Of course, RDF doesn't specify what kind of URI can go in its elements, and there are far more species in the world than just http:. Take, for example, an identifier like:

urn:uuid:e8f61587-bb56-4e5c-b7dd-2954b76a84b9

The UUID: Standard, spat out of a random number generator, big enough to enumerate every atom in the universe, and nobody is going to confuse it for the address of a Web page. Unless it is the address of a Web page, in which case you transform it like so:

https://doriantaylor.com/e8f61587-bb56-4e5c-b7dd-2954b76a84b9

Once you come up with a clever title, you can derive it into a slug, and provided it's unique, that can be the new address. If you expose the UUID to the public for any reason, you can just redirect that too.

https://doriantaylor.com/e8f61587-bb56-4e5c-b7dd-2954b76a84b9
    -> https://doriantaylor.com/content-management-meta-system

So now it's about 2010 and I have a version-controlled folder on my computer that contains an ocean of files that look like e8f61587-bb56-4e5c-b7dd-2954b76a84b9.xml. The majority are missives I started writing and promptly forgot existed, only to start writing anew. Wouldn't it be great to have a little program that just generates a content inventory so I can get this under control?

The program that did the mining is about a thousand lines of Python, which just zips through the designated folder and concomitant versioning database, constructs a graph, and serializes it to a file. At this stage I had been using all third-party RDF vocabularies to represent this metadata: The Bibliographic Ontology to represent the various types of documents, and Dublin Core for many of the relations between them. To represent people and organizations, such as authors and publishers, I used FOAF.

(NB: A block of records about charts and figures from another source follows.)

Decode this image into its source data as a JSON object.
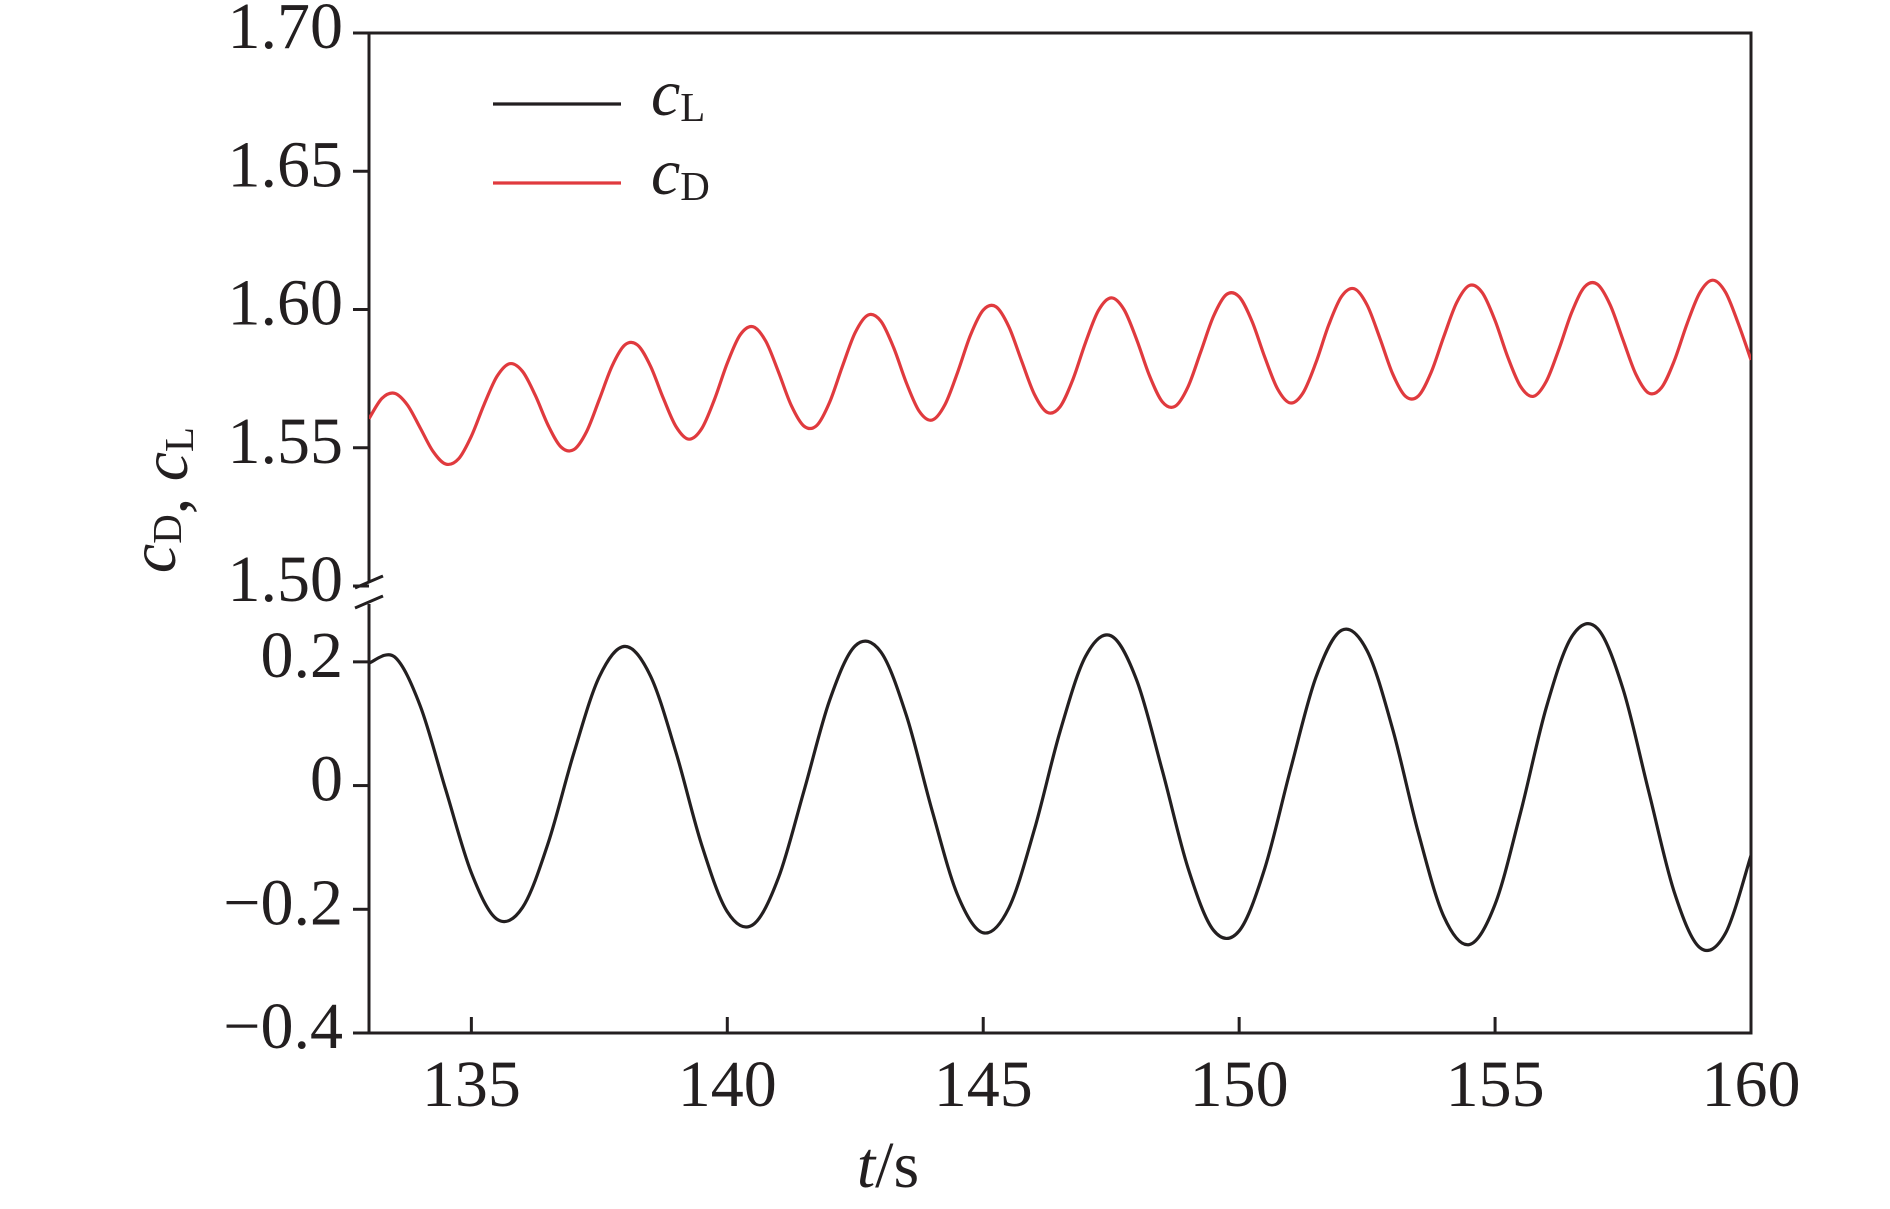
{
  "chart_data": {
    "type": "line",
    "xlabel": "t/s",
    "ylabel": "cD, cL",
    "xlim": [
      133,
      160
    ],
    "xticks": [
      135,
      140,
      145,
      150,
      155,
      160
    ],
    "ylim": [
      -0.4,
      0.3
    ],
    "yticks": [
      {
        "value": -0.4,
        "label": "−0.4"
      },
      {
        "value": -0.2,
        "label": "−0.2"
      },
      0,
      0.2
    ],
    "y2lim": [
      1.5,
      1.7
    ],
    "y2ticks": [
      {
        "value": 1.5,
        "label": "1.50"
      },
      1.55,
      {
        "value": 1.6,
        "label": "1.60"
      },
      1.65,
      {
        "value": 1.7,
        "label": "1.70"
      }
    ],
    "legend": "upper left",
    "series": [
      {
        "name": "cL",
        "color": "#231f20",
        "x": [
          133,
          133.5,
          134,
          134.5,
          135,
          135.5,
          136,
          136.5,
          137,
          137.5,
          138,
          138.5,
          139,
          139.5,
          140,
          140.5,
          141,
          141.5,
          142,
          142.5,
          143,
          143.5,
          144,
          144.5,
          145,
          145.5,
          146,
          146.5,
          147,
          147.5,
          148,
          148.5,
          149,
          149.5,
          150,
          150.5,
          151,
          151.5,
          152,
          152.5,
          153,
          153.5,
          154,
          154.5,
          155,
          155.5,
          156,
          156.5,
          157,
          157.5,
          158,
          158.5,
          159,
          159.5,
          160
        ],
        "values": [
          0.198,
          0.208,
          0.129,
          -0.007,
          -0.141,
          -0.216,
          -0.197,
          -0.093,
          0.052,
          0.176,
          0.225,
          0.177,
          0.053,
          -0.096,
          -0.204,
          -0.225,
          -0.149,
          -0.008,
          0.138,
          0.226,
          0.216,
          0.113,
          -0.04,
          -0.177,
          -0.238,
          -0.198,
          -0.071,
          0.087,
          0.209,
          0.242,
          0.17,
          0.024,
          -0.133,
          -0.234,
          -0.235,
          -0.134,
          0.025,
          0.175,
          0.251,
          0.218,
          0.091,
          -0.076,
          -0.212,
          -0.257,
          -0.192,
          -0.043,
          0.126,
          0.241,
          0.254,
          0.156,
          -0.009,
          -0.172,
          -0.262,
          -0.239,
          -0.113
        ]
      },
      {
        "name": "cD",
        "color": "#e03a3e",
        "axis": "y2",
        "x": [
          133,
          133.25,
          133.5,
          133.75,
          134,
          134.25,
          134.5,
          134.75,
          135,
          135.25,
          135.5,
          135.75,
          136,
          136.25,
          136.5,
          136.75,
          137,
          137.25,
          137.5,
          137.75,
          138,
          138.25,
          138.5,
          138.75,
          139,
          139.25,
          139.5,
          139.75,
          140,
          140.25,
          140.5,
          140.75,
          141,
          141.25,
          141.5,
          141.75,
          142,
          142.25,
          142.5,
          142.75,
          143,
          143.25,
          143.5,
          143.75,
          144,
          144.25,
          144.5,
          144.75,
          145,
          145.25,
          145.5,
          145.75,
          146,
          146.25,
          146.5,
          146.75,
          147,
          147.25,
          147.5,
          147.75,
          148,
          148.25,
          148.5,
          148.75,
          149,
          149.25,
          149.5,
          149.75,
          150,
          150.25,
          150.5,
          150.75,
          151,
          151.25,
          151.5,
          151.75,
          152,
          152.25,
          152.5,
          152.75,
          153,
          153.25,
          153.5,
          153.75,
          154,
          154.25,
          154.5,
          154.75,
          155,
          155.25,
          155.5,
          155.75,
          156,
          156.25,
          156.5,
          156.75,
          157,
          157.25,
          157.5,
          157.75,
          158,
          158.25,
          158.5,
          158.75,
          159,
          159.25,
          159.5,
          159.75,
          160
        ],
        "values": [
          1.5605,
          1.5678,
          1.5697,
          1.5655,
          1.5572,
          1.5487,
          1.5441,
          1.546,
          1.5542,
          1.5657,
          1.5758,
          1.5804,
          1.5776,
          1.5689,
          1.5581,
          1.5503,
          1.5493,
          1.5558,
          1.5675,
          1.5796,
          1.5872,
          1.5871,
          1.5795,
          1.5679,
          1.5576,
          1.5531,
          1.5569,
          1.5675,
          1.5806,
          1.5908,
          1.5938,
          1.5886,
          1.5774,
          1.5653,
          1.5578,
          1.5581,
          1.5665,
          1.5795,
          1.5917,
          1.598,
          1.5958,
          1.5862,
          1.5734,
          1.5632,
          1.56,
          1.5655,
          1.5773,
          1.5907,
          1.5998,
          1.601,
          1.5938,
          1.5814,
          1.5693,
          1.5628,
          1.5648,
          1.5746,
          1.5881,
          1.5996,
          1.6042,
          1.6,
          1.589,
          1.576,
          1.5666,
          1.565,
          1.572,
          1.5847,
          1.5976,
          1.6054,
          1.6046,
          1.5958,
          1.5828,
          1.5713,
          1.5662,
          1.5699,
          1.5808,
          1.5944,
          1.6047,
          1.6075,
          1.6016,
          1.5896,
          1.5767,
          1.5686,
          1.5687,
          1.5772,
          1.5903,
          1.6025,
          1.6087,
          1.6061,
          1.596,
          1.5827,
          1.5721,
          1.5686,
          1.574,
          1.5858,
          1.5991,
          1.6082,
          1.6091,
          1.6016,
          1.589,
          1.5766,
          1.5698,
          1.5717,
          1.5814,
          1.5948,
          1.6061,
          1.6106,
          1.6063,
          1.595,
          1.5818
        ]
      }
    ]
  }
}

It didn't take long for needs to emerge that weren't expressed by these third-party vocabularies. For one, I wanted to be able to ascribe editorial destinies to these documents that were clear, machine-readable, database-selectable entities:

This was the impetus for writing my own content inventory vocabulary, which I started around the cusp of 2012.

Expanding the Vocabulary

Here is an old test render of some published documents on my site organized in reverse chronological order. The documents are visualized as their bounding boxes, taken by dividing the number of characters by the—33 em—paragraph width, times a weighted average of each character's tendency to fill the width of the em square. The result is a good approximation of the actual geometry of each rendered document, juxtaposed against one another.

Since I was always driving toward short documents with lots of links, I wanted an easy way to pick documents out of the inventory which most need rehabilitation. This entailed some way of measuring them. Raw word count is, in my opinion, inadequate—I want a sense of the anatomy of the document as well, without having to look at it. Of course, at the time, HTML had no unambiguous concept of a chapter or section, so it occurred to me to count blocks: paragraphs, lists, tables, block quotes, <div>s, etc., and ratios like sentences and words per block. I hacked in a little statistics gatherer to my inventory generator program and amended my vocabulary to provide for descriptive statistics for each document, which could power sparklines that would tell me the shape of each at a glance.

This is an early test for a stylized box-whisker diagram of a bunch of documents ordered by descending document length. Each vertical bar represents descriptive statistics for words per block: Dark points represent medians, and the interquartile range is around the median in the darker purple, while the extrema are grey. The lighter purple bars are the ±standard deviation—clipped at zero—and the mean is in turquoise. You can see the original test here, which was on a black backdrop with the palette inverted.

I also consternated over what to do about carving up the corpus. Barring two or three collections I started before instituting the policy, I was adamant about not creating any disjoint sections. It was important that every resource could exist in more than one category at once. Besides, the inverse of a category is just a predicate, and a resource can have arbitrarily many of those.